NB. For now, at least, the method outlined here only works with video using the H.264 (AVC) codec. Recent generations of GoPro cameras also use a newer, more efficient video codec for some high-end video modes. It’s known as HEVC or H.265. I have a separate post on working with HEVC / H.265 files and joining H.265 files with Wondershare UniConverter.
If you’re shooting video on your GoPro in any of the high frame rate and resolution settings, you have probably noticed that GoPros split the resulting video files into segments. At the highest 4K or 5.3K or high 240-fps settings, those segments might be only 6 to 8 minutes long.
It’s called chaptering, and there are good reasons they do it. But what if you want to join the segments back together.
There are two ways to do that. The “proper” way is to import the individual clips into a video editor like GoPro Studio (which is no longer available), Final Cut Pro X, or Adobe Premiere, make your edits on the timeline, and export a new file. But that’s slow, somewhat labor intensive, and involves re-encoding the video and applying a new round of video compression. And even if it’s not immediately obvious to the naked eye, that new round of compression inevitably involves some quality loss.
Sometimes you might just want a quick method to join MP4 clips back together without the hassle of going through a video editing app and re-encoding the file.
Joining GoPro Video Segments with MP4Joiner
There are apps that can do that. They simply join the clips back together without re-encoding the video and applying another round of compression. So you don’t lose any quality, and it’s usually much quicker.
The one I’m focusing on here is MP4Joiner. It’s free, it does what it says it will do, and it’s open source, and cross-platform, with versions for Windows, Mac, and Linux. There’s nothing specific to GoPro about it–it works with any MP4 file. You can download it here.
There’s also not much to it, so this is a pretty brief guide.
Once you’ve opened MP4Joiner, you simply drag and drop the MP4 file segments created by the GoPro directly onto the app. One thing to watch, though, is that you only add the MP4 files and not any of the associated preview or metadata files. So don’t include any THM or LRV files, for instance.
It’s pretty basic. If you want to reorder them you simply add them in the order you want–there’s no drag-and-reorder option. You don’t need to select only some of the displayed clips–nor can you, for that matter–it will join all the clips that are imported into the app.
The stats down the bottom will tell you the total duration of the combined clips as well as the total size of the file that will be generated.

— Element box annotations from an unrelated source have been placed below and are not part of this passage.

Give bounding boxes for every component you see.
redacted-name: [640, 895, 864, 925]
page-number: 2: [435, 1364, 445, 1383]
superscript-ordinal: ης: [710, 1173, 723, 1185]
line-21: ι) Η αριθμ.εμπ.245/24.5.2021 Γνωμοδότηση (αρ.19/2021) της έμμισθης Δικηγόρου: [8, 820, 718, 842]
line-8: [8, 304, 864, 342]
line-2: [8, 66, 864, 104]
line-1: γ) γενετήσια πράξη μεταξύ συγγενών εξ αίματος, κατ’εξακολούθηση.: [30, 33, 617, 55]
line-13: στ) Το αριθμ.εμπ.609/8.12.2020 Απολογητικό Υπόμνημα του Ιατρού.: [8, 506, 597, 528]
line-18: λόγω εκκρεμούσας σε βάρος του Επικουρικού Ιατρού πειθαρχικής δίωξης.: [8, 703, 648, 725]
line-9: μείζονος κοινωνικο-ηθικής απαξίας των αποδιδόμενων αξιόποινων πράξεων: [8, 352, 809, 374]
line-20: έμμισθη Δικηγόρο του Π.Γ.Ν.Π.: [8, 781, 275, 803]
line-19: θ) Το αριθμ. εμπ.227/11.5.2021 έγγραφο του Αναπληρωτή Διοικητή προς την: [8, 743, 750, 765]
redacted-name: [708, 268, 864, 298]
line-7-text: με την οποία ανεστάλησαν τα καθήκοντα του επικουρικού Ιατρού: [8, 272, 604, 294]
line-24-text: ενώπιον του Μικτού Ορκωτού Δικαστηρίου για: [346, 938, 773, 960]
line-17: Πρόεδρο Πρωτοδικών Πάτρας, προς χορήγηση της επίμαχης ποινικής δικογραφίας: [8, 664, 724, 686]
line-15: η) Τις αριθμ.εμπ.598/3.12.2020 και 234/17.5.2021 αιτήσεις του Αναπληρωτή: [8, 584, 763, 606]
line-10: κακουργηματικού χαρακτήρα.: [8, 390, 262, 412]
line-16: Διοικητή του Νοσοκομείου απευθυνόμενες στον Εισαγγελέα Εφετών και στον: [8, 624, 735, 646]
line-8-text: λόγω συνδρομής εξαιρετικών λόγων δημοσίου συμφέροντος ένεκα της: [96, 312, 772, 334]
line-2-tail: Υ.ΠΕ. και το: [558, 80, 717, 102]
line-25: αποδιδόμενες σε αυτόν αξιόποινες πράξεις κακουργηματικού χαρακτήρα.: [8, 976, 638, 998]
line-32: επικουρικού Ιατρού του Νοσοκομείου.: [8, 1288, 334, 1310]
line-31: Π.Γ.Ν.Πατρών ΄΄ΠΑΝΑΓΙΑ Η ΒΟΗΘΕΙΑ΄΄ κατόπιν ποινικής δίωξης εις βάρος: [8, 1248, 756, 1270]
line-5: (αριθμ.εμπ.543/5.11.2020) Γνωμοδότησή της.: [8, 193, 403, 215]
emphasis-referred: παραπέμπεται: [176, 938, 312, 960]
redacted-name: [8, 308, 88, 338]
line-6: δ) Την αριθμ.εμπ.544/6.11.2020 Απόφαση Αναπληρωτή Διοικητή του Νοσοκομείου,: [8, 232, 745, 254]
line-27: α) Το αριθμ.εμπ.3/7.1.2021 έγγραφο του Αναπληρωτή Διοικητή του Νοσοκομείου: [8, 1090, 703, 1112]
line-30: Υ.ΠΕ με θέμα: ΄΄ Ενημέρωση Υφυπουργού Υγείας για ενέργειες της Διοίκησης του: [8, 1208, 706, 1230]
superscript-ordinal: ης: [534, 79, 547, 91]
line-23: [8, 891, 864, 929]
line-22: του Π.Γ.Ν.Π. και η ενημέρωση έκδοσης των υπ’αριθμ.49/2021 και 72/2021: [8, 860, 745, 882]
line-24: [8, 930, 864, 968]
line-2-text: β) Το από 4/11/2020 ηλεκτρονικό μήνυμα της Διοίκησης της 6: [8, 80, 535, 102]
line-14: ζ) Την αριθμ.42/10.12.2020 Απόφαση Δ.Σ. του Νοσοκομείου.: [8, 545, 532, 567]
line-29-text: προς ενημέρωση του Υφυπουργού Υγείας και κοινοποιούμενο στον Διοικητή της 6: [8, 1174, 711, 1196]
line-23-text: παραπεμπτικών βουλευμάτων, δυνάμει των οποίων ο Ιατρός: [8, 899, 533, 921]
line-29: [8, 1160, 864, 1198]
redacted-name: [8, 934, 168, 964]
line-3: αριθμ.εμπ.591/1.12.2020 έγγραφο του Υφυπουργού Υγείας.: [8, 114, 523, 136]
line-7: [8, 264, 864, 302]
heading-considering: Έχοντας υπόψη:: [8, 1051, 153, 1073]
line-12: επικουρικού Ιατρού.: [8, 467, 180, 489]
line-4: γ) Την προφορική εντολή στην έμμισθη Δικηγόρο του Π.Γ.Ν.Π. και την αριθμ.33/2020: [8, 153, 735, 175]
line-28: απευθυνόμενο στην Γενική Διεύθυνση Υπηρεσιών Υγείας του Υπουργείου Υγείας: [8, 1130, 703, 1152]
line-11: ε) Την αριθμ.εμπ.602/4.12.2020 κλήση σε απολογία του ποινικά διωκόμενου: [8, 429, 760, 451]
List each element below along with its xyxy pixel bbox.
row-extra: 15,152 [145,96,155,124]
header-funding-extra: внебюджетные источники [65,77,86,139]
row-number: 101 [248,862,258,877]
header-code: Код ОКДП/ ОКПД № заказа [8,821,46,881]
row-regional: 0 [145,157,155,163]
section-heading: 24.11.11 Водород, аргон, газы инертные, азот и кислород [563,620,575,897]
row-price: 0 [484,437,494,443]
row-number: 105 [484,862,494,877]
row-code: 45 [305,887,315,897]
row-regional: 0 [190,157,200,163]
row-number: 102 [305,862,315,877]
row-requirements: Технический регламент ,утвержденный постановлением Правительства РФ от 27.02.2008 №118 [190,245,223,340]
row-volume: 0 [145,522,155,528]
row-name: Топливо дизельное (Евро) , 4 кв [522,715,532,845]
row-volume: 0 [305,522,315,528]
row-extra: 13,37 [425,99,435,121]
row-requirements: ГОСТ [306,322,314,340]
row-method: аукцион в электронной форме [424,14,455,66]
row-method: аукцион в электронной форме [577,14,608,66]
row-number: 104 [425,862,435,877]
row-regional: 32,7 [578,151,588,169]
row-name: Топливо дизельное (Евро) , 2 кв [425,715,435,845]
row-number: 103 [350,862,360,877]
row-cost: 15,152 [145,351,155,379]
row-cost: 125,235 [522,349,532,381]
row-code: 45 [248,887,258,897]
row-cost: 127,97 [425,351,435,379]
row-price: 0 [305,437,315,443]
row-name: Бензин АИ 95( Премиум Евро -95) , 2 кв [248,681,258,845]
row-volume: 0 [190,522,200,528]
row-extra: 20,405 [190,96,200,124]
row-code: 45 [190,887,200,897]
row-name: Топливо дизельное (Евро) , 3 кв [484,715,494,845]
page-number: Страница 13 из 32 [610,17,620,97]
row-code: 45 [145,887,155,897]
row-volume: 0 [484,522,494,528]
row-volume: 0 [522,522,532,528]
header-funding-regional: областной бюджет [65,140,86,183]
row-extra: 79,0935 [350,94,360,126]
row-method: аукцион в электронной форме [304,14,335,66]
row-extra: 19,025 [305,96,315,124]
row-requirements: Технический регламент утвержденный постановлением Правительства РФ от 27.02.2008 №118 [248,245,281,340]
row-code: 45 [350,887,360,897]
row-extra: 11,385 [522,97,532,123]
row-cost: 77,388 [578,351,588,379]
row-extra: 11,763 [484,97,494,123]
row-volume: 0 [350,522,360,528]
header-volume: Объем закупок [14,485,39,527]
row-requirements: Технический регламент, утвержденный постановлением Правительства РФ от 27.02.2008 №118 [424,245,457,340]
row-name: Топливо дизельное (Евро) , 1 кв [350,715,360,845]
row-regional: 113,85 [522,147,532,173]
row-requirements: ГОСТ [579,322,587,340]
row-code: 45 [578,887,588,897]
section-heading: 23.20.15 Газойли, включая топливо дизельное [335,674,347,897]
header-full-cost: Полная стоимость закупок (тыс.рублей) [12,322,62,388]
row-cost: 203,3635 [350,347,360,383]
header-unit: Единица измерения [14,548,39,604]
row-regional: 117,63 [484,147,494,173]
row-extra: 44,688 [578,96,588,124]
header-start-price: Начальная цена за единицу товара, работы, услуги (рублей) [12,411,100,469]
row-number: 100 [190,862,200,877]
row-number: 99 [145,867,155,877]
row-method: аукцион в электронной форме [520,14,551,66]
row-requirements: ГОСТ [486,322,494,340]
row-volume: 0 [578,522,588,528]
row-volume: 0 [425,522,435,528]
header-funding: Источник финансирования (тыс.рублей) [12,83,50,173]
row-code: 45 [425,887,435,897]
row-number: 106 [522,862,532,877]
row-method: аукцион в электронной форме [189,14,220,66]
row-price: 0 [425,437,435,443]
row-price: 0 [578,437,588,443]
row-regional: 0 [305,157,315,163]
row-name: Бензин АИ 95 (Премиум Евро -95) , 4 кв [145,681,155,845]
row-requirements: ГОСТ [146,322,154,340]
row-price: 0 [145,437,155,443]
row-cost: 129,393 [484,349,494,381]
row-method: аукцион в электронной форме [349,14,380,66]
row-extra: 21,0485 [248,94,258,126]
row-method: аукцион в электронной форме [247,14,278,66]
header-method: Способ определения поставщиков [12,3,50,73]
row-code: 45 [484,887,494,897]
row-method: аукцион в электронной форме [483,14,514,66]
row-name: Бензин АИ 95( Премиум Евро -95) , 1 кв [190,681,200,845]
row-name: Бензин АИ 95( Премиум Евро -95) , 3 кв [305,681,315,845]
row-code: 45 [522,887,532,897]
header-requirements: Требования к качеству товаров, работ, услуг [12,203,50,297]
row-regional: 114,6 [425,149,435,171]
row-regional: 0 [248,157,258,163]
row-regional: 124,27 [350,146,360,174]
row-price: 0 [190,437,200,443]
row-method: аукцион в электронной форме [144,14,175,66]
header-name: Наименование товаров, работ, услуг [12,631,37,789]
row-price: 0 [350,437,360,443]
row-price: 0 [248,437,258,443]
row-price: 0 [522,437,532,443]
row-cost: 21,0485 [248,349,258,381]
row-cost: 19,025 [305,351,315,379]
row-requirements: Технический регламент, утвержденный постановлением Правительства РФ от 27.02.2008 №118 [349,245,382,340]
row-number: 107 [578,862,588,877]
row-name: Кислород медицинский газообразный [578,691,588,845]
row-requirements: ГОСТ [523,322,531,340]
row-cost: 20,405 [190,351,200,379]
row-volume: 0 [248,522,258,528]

You can specify where you want the joined MP4 saved, but that’s about it.
And the options are pretty basic. You can force it to re-encode the video, but most of the time that’s probably not what you want, and if it is what you want you probably don’t want to do it in this app.
Once you’ve saved the new file, you can use it just like any other very large MP4 file. And because it has been joined, not re-encoded, there’s no quality loss.
Some Reasons Not to Join GoPro MP4 Videos
Joining segmented video files to make one very large file isn’t always a good idea. Sometimes bigger isn’t better, and multi-gigabyte data files can fall into that category. So there are times you might want to think twice before doing it.
The main reason GoPro cameras split up the videos in segments just under 4GB is that some common filesystems have a 4GB limit as the maximum size they support for a single file. That’s true of anything using the old FAT32 filesystem, like old versions of Windows, for instance.
There are some obvious places you might run into that. It shouldn’t be an issue with most computers newer than a few years old—most new operating systems use newer filesystems like exFAT or variations that support much larger individual files.
But it might be an issue with the storage systems that the computer interacts with. For example, even new microSHDC memory cards (and the larger SDHC cards) use FAT32. If you’re backing up to an external hard drive, it might be formatted as FAT32, especially if it was formatted to be broadly compatible with several different operating systems such as Mac and Windows. And online cloud backup services often have a maximum file size limit that’s within range of the kind of filesize you’d get from joining GoPro video segments. Trying to upload a 20GB video file to a service that has a 10GB maximum file size isn’t going to work.
If you are backing up your videos to the cloud, here are some file size limits for common cloud backup services:
- Microsoft One Drive: 10GB
- Dropbox: 50GB
- Google Drive: 5TB
- Backblaze: Unlimited
- Carbonite Personal: 4GB by default; larger manually
- Crashplan Pro: Unlimited
- Box: 250MB – 5TB, depending on plan
- Amazon S3: 5GB to 5TB (larger than 5GB requires multi-part uploading)
- Amazon Glacier: 4GB+ (larger than 4GB requires multi-part uploading)
- Jungle Disk: Unlimited
Another reason not to join segments is that working with very large files can be very slow and can bring some computers to a grinding halt.
And joining video segments with third-party tools will likely remove any GoPro-specific metadata such as GPS and onboard sensors.